Unlike more typical HIPEs, slop muds also contain a large proportion of solids which, depending upon their size may either increase or decrease the effective dispersed phase volume. Solids-stabilized emulsions form a class of their own known as Pickering emulsions. Solid particles with an intermediate contact angle (i.e., those that are not perfectly wetted by either phase) are more energetically stable at the interface than in either of the two phases of the emulsion, and so sterically stabilize the emulsion droplets.

Particles that are predominantly oil-wet can stabilize an invert emulsion. To perform this role the particles must pack densely at the interface and thus must be significantly smaller than the emulsion droplets, at least by an order of magnitude. OBM slops contain a wide variety of oil-wet solid particles, some of which may be small enough to occupy space between the water droplets and may help stabilize the emulsion. However, standard barite weighting agent is likely to be too coarse to have a significant stabilizing effect.

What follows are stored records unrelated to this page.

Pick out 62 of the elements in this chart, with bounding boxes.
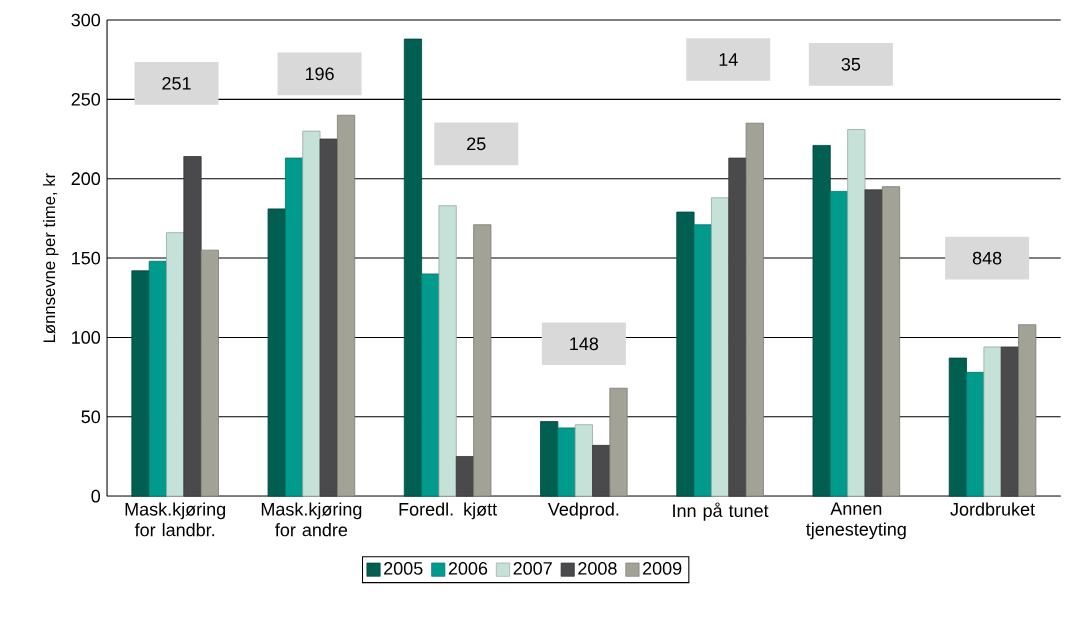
bar: [403, 38, 423, 497]
bar: [948, 357, 967, 497]
legend-label: 2005: [384, 561, 423, 575]
bar: [864, 189, 883, 497]
bar: [745, 122, 764, 497]
annotation: 35: [841, 57, 861, 71]
y-tick-label: 0: [91, 489, 101, 503]
bar: [966, 371, 985, 497]
bar: [557, 427, 576, 497]
bar: [267, 208, 286, 497]
bar: [284, 157, 304, 497]
x-tick-label: Mask.kjøring for andre: [261, 502, 362, 537]
bar: [336, 114, 356, 497]
bar: [166, 232, 185, 497]
legend-label: 2009: [643, 561, 682, 575]
legend-label: 2008: [578, 561, 617, 575]
bar: [574, 424, 593, 497]
bar: [148, 260, 167, 497]
bar: [455, 455, 475, 497]
bar: [983, 346, 1002, 497]
bar: [540, 421, 559, 497]
x-tick-label: Foredl. kjøtt: [399, 502, 498, 520]
x-tick-label: Inn på tunet: [673, 502, 769, 521]
y-tick-label: 300: [71, 13, 101, 27]
bar: [319, 138, 338, 497]
y-tick-label: 250: [71, 92, 101, 106]
annotation: 25: [467, 137, 486, 151]
bar: [728, 157, 747, 497]
annotation: 251: [162, 76, 191, 90]
y-tick-label: 200: [71, 172, 101, 185]
legend-label: 2007: [513, 561, 552, 575]
bar: [438, 205, 457, 497]
bar: [302, 130, 321, 497]
bar: [592, 444, 611, 497]
bar: [421, 273, 440, 497]
bar: [711, 197, 730, 497]
bar: [693, 224, 712, 497]
bar: [609, 387, 628, 497]
annotation: 196: [305, 67, 334, 81]
bar: [829, 190, 849, 497]
y-axis-title: Lønnsevne per time, kr: [42, 173, 59, 342]
x-tick-label: Annen tjenesteyting: [806, 502, 906, 540]
x-tick-label: Vedprod.: [547, 502, 619, 520]
x-tick-label: Mask.kjøring for landbr.: [125, 502, 226, 537]
legend-label: 2006: [448, 561, 488, 575]
bar: [676, 211, 695, 497]
bar: [1000, 346, 1019, 497]
bar: [131, 270, 150, 497]
x-tick-label: Jordbruket: [950, 502, 1035, 516]
bar: [812, 144, 831, 497]
bar: [200, 249, 219, 497]
y-tick-label: 150: [72, 251, 101, 265]
bar: [847, 129, 866, 497]
y-tick-label: 50: [81, 410, 101, 424]
annotation: 848: [972, 251, 1002, 265]
annotation: 14: [719, 53, 738, 66]
bar: [881, 186, 901, 497]
bar: [1018, 324, 1037, 497]
annotation: 148: [570, 337, 599, 351]
bar: [183, 156, 202, 497]
bar: [473, 224, 492, 497]
y-tick-label: 100: [72, 330, 101, 344]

The Effect of Shear History

A significant amount of shear and mixing energy is required to emulsify contaminant water into an invert drilling fluid to produce slop. The shear history therefore may determine the slop structure and its behavior, particularly the dose of demulsifier required to break it. Slop muds containing 75 vol% added water and 25 vol% OBM were prepared in the laboratory under low and high shear conditions. Batches of 500ml were mixed at 6000rpm for several minutes using the Silverson L4R mixer fitted with a high-shear square-holed screen. A Kenwood Chef Planetary Mixer was used as a low shear mixing device to prepare slop muds of the same composition. After mixing, the viscosity of the slop was measured using a Fann 35 viscometer as per API RP 13B-2 procedures.3 Demulsifier was added in concentrations of 0.1 to 1.5 vol% and the water recovery under static conditions measured to determine the effect of shear history on water separation.

Factors Controlling Chemical Dose

The critical dose of demulsifier required to separate water from the slop mud may depend on competitive adsorption, transfer of emulsifier (from the OBM) or demulsifier (added to the slop for phase separation) to the water or oil phase and possibly a combination of all of these. If competitive adsorption at the interface is the main operating mechanism, the critical dose required will rise with water content. However, the presence of emulsifiers in the oil could potentially cause the solubilization and transfer of demulsifier from the water to the oil phase and vice-versa. If this occurs a reduced concentration of demulsifier in the water phase will result.

A matrix of separation experiments was conducted in the laboratory on slop muds prepared with varying water content and variable emulsifier content. A standard OBM was sheared using a Silverson L4R laboratory mixer with water at doses of 33 to 75 vol%. Samples of slop (40 cm3) were then shaken vigorously with varying doses of demulsifier in 50-cm3 centrifuge tubes. These were then left standing for 1 hour, and the volumes of oil and separated water phases noted. After standing overnight, the phase volumes were again noted and the samples were then centrifuged at approx 1,000 g for 30 minutes. Water recoveries were determined as a percentage of the total water in the slop. The clear-water phase was extracted for Attenuated Total Reflection Fourier Transform Infra-Red (ATR FTIR) analysis of the demulsifier content.